Liberty Mutual Insurance v. Sentry Insurance

In an action, inter alia, for a judgment declaring that the defendants are obligated to indemnify one Leonard Sarro with respect to an accident which occurred on May 9, 1980, the plaintiff appeals, as limited by its brief, from so much of a judgment of the Supreme Court, Suffolk County (Gerard, J.), dated May 6, 1986, as (1) granted the defendant Sentry Insurance’s cross motion for summary judgment, (2) denied the plaintiff’s cross motion for summary judgment, and (3) declared that Sentry Insurance had no obligation to defend or indemnify with respect to the family automobile policy issued by it.
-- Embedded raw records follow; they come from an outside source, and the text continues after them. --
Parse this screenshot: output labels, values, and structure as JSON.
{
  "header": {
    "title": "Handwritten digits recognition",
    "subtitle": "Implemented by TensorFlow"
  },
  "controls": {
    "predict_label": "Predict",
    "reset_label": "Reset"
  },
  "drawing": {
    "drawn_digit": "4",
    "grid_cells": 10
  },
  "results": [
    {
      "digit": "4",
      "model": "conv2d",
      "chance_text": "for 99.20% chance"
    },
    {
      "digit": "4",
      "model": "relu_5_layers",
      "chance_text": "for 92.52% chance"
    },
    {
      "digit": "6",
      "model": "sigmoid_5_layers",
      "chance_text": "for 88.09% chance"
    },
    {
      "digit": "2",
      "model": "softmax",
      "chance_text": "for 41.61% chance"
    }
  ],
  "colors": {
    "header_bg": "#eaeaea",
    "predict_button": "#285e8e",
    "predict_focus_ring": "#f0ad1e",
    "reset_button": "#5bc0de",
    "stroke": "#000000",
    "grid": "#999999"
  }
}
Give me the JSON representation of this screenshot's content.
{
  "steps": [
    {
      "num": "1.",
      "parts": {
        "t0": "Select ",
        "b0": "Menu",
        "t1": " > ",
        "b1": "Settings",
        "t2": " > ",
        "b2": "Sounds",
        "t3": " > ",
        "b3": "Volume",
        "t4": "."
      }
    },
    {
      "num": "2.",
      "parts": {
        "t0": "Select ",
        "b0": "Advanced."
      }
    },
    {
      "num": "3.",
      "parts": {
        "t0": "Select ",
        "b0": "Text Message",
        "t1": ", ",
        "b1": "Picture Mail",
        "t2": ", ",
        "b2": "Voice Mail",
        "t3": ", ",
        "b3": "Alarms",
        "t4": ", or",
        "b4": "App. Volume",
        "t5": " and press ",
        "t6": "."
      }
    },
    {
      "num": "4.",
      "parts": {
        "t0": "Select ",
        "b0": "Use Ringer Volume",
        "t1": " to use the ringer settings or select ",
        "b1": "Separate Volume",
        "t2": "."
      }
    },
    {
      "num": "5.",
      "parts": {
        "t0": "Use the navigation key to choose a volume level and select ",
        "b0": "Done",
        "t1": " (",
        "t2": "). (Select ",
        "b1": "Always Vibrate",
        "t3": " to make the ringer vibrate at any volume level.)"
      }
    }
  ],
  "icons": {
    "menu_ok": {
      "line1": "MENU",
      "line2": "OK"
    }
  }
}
Ordered that the order is affirmed insofar as appealed from, without costs or disbursements.

On May 9, 1980, Leonard Sarro was involved in an automobile accident with another vehicle owned by Martin Casserly and driven by his daughter, Cathleen Sallitto, whose husband, Joseph Sallitto, was a passenger. The car driven by Sarro had been rented from Syosset Ford Rent-A-Car Company (hereinafter Syosset Ford) and was insured by the plaintiff Liberty Mutual Insurance Company. Under the rental agreement, liability for personal injury was limited to $100,000 for one person and $300,000 in one accident. Actions by the Sallittos and Casserly against Sarro and Syosset Ford were settled, inter alia, for $150,000. The plaintiff sought indemnification from defendant Sentry Insurance for the additional $50,000 under an excess insurance provision in a policy issued by the defendant to Leonard Sarro’s father, Dominic Sarro. Coverage *630under the excess policy was extended to a family member provided that the vehicle involved was not owned by or furnished for the regular use of the family member.
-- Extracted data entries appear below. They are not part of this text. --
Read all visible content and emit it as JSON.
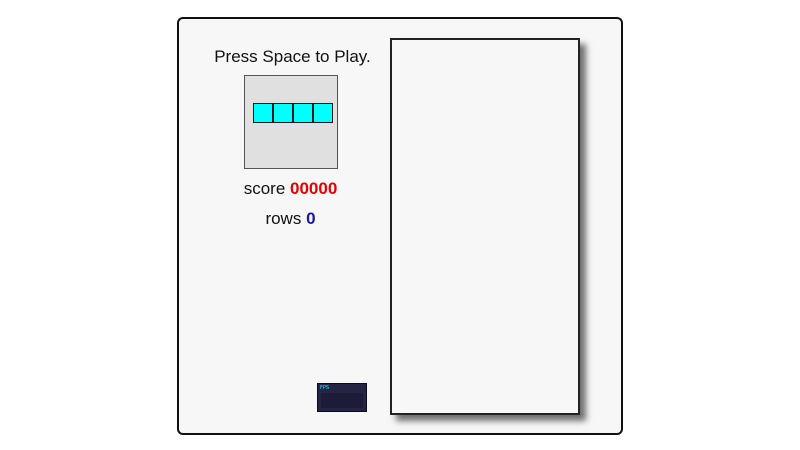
{
  "prompt": "Press Space to Play.",
  "next_piece": {
    "shape": "I",
    "color": "#00ffff",
    "blocks": 4
  },
  "score": {
    "label": "score",
    "value": "00000"
  },
  "rows": {
    "label": "rows",
    "value": "0"
  },
  "fps_meter": {
    "label": "FPS"
  },
  "colors": {
    "score_value": "#e00000",
    "rows_value": "#1a1aa0",
    "piece_i": "#00ffff"
  }
}
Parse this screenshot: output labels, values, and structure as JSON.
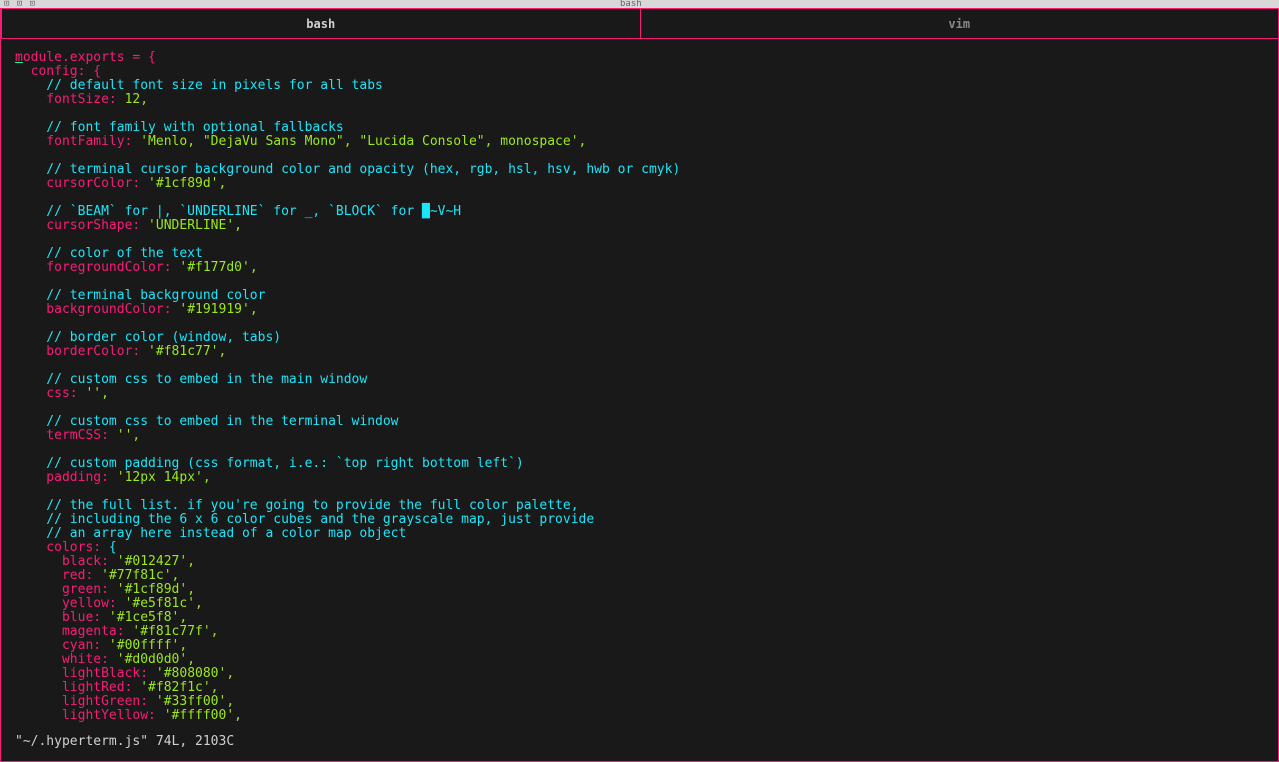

The purpose of a provision for a nonowned vehicle not for the regular use of the insured is to provide protection to the insured for the occasional or infrequent use of a vehicle not owned by him and is not intended as a substitute for insurance on vehicles furnished for the insured’s regular use (see, Sperling v Great Am. Indem. Co., 7 NY2d 442; Federal Ins. Co. v Allstate Ins. Co., 111 AD2d 146, 147). Whether a car has been furnished for regular use within the meaning of the exclusionary provision is determined by the particular facts and circumstances in each case (see, Sperling v Great Am. Indem. Co., supra; United Servs. Auto. Assn. v Meier, 112 AD2d 288, 291). Factors to be considered, however, include the general availability of the vehicle and the frequency of its use by the insured (see, Federal Ins. Co. v Allstate Ins. Co., supra, at 147).
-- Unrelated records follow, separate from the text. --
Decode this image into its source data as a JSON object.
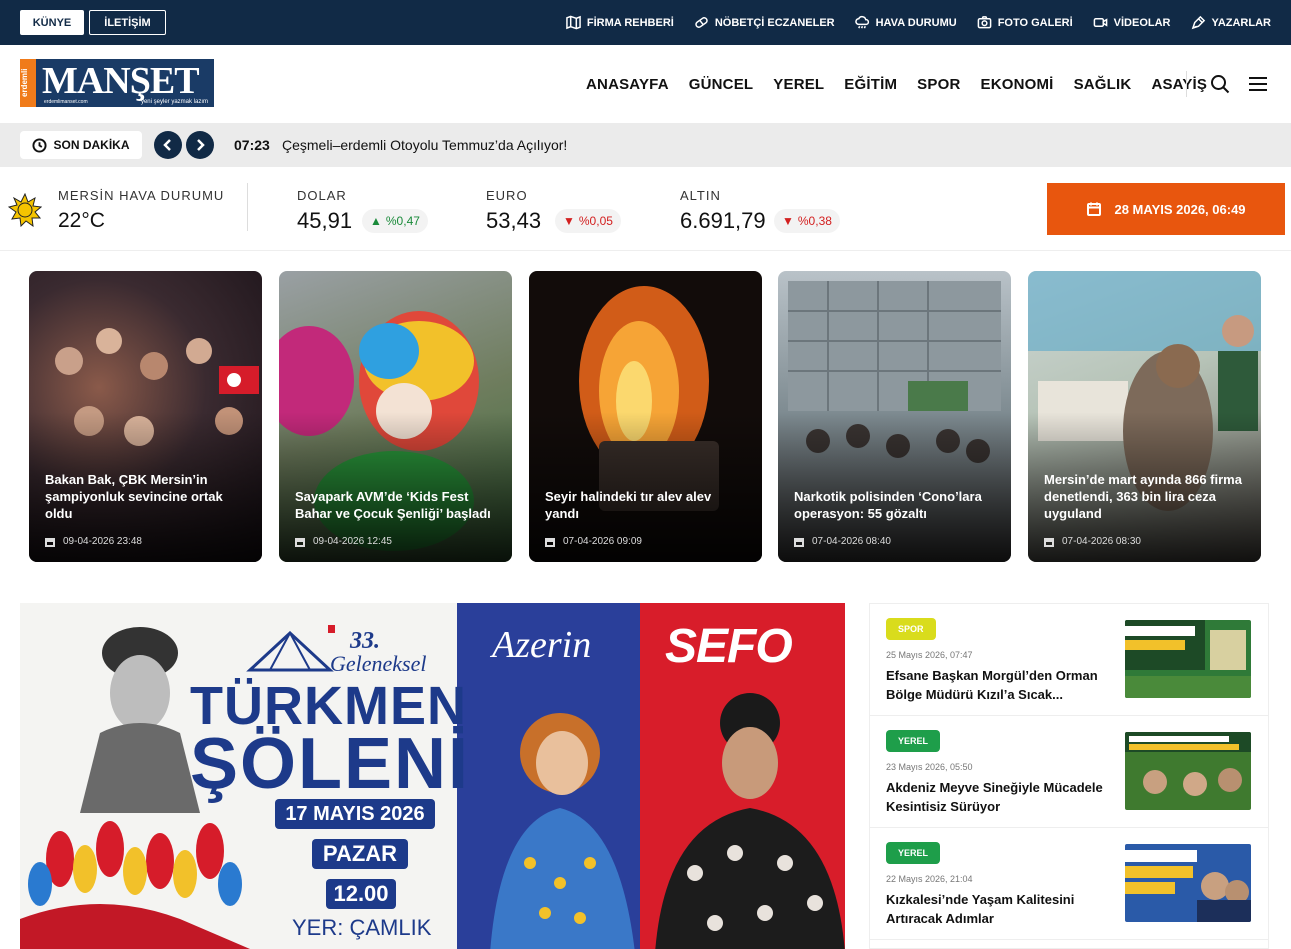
{
  "topbar": {
    "kunye": "KÜNYE",
    "iletisim": "İLETİŞİM",
    "links": [
      {
        "label": "FİRMA REHBERİ",
        "icon": "map-icon"
      },
      {
        "label": "NÖBETÇİ ECZANELER",
        "icon": "pill-icon"
      },
      {
        "label": "HAVA DURUMU",
        "icon": "cloud-rain-icon"
      },
      {
        "label": "FOTO GALERİ",
        "icon": "camera-icon"
      },
      {
        "label": "VİDEOLAR",
        "icon": "video-icon"
      },
      {
        "label": "YAZARLAR",
        "icon": "pen-icon"
      }
    ]
  },
  "header": {
    "logo": {
      "side": "erdemli",
      "word": "MANŞET",
      "slogan": "yeni şeyler yazmak lazım",
      "url": "erdemlimanset.com"
    },
    "nav": [
      "ANASAYFA",
      "GÜNCEL",
      "YEREL",
      "EĞİTİM",
      "SPOR",
      "EKONOMİ",
      "SAĞLIK",
      "ASAYİŞ"
    ]
  },
  "breaking": {
    "label": "SON DAKİKA",
    "time": "07:23",
    "title": "Çeşmeli–erdemli Otoyolu Temmuz’da Açılıyor!"
  },
  "ticker": {
    "weather": {
      "label": "MERSİN HAVA DURUMU",
      "temp": "22°C"
    },
    "markets": [
      {
        "label": "DOLAR",
        "value": "45,91",
        "change": "%0,47",
        "dir": "up",
        "arrow": "▲"
      },
      {
        "label": "EURO",
        "value": "53,43",
        "change": "%0,05",
        "dir": "down",
        "arrow": "▼"
      },
      {
        "label": "ALTIN",
        "value": "6.691,79",
        "change": "%0,38",
        "dir": "down",
        "arrow": "▼"
      }
    ],
    "date": "28 MAYIS 2026, 06:49"
  },
  "cards": [
    {
      "title": "Bakan Bak, ÇBK Mersin’in şampiyonluk sevincine ortak oldu",
      "date": "09-04-2026 23:48"
    },
    {
      "title": "Sayapark AVM’de ‘Kids Fest Bahar ve Çocuk Şenliği’ başladı",
      "date": "09-04-2026 12:45"
    },
    {
      "title": "Seyir halindeki tır alev alev yandı",
      "date": "07-04-2026 09:09"
    },
    {
      "title": "Narkotik polisinden ‘Cono’lara operasyon: 55 gözaltı",
      "date": "07-04-2026 08:40"
    },
    {
      "title": "Mersin’de mart ayında 866 firma denetlendi, 363 bin lira ceza uyguland",
      "date": "07-04-2026 08:30"
    }
  ],
  "banner": {
    "num": "33.",
    "gel": "Geleneksel",
    "turk": "TÜRKMEN",
    "solen": "ŞÖLENİ",
    "date": "17 MAYIS 2026",
    "day": "PAZAR",
    "time": "12.00",
    "yer": "YER: ÇAMLIK",
    "artist1": "Azerin",
    "artist2": "SEFO"
  },
  "side": [
    {
      "cat": "SPOR",
      "catClass": "spor",
      "date": "25 Mayıs 2026, 07:47",
      "title": "Efsane Başkan Morgül’den Orman Bölge Müdürü Kızıl’a Sıcak..."
    },
    {
      "cat": "YEREL",
      "catClass": "yerel",
      "date": "23 Mayıs 2026, 05:50",
      "title": "Akdeniz Meyve Sineğiyle Mücadele Kesintisiz Sürüyor"
    },
    {
      "cat": "YEREL",
      "catClass": "yerel",
      "date": "22 Mayıs 2026, 21:04",
      "title": "Kızkalesi’nde Yaşam Kalitesini Artıracak Adımlar"
    }
  ]
}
A review of the record shows that Sentry Insurance insured a van, owned by Dominic Sarro’s business, which was in the process of being repaired. However, the rental car cannot be considered a temporary substitute vehicle for the van as it was available to Leonard Sarro for as long a period as he wished with no restrictions placed on his use of the vehicle (see, United Servs. Auto. Assn. v Meier, supra, at 291). Under the circumstances, Sentry Insurance cannot be found to have provided insurance for Leonard’s rented vehicle. "Any other interpretation would subject the insurance company to greatly added risk without the payment of additional premiums. It is the availability of the car and the number of times it is used that should be the criterion” (Vern v Merchants Mut. Cas. Co., 21 Misc 2d 51, 52). Mangano, J. P., Fiber, Kunzeman and Harwood, JJ., concur.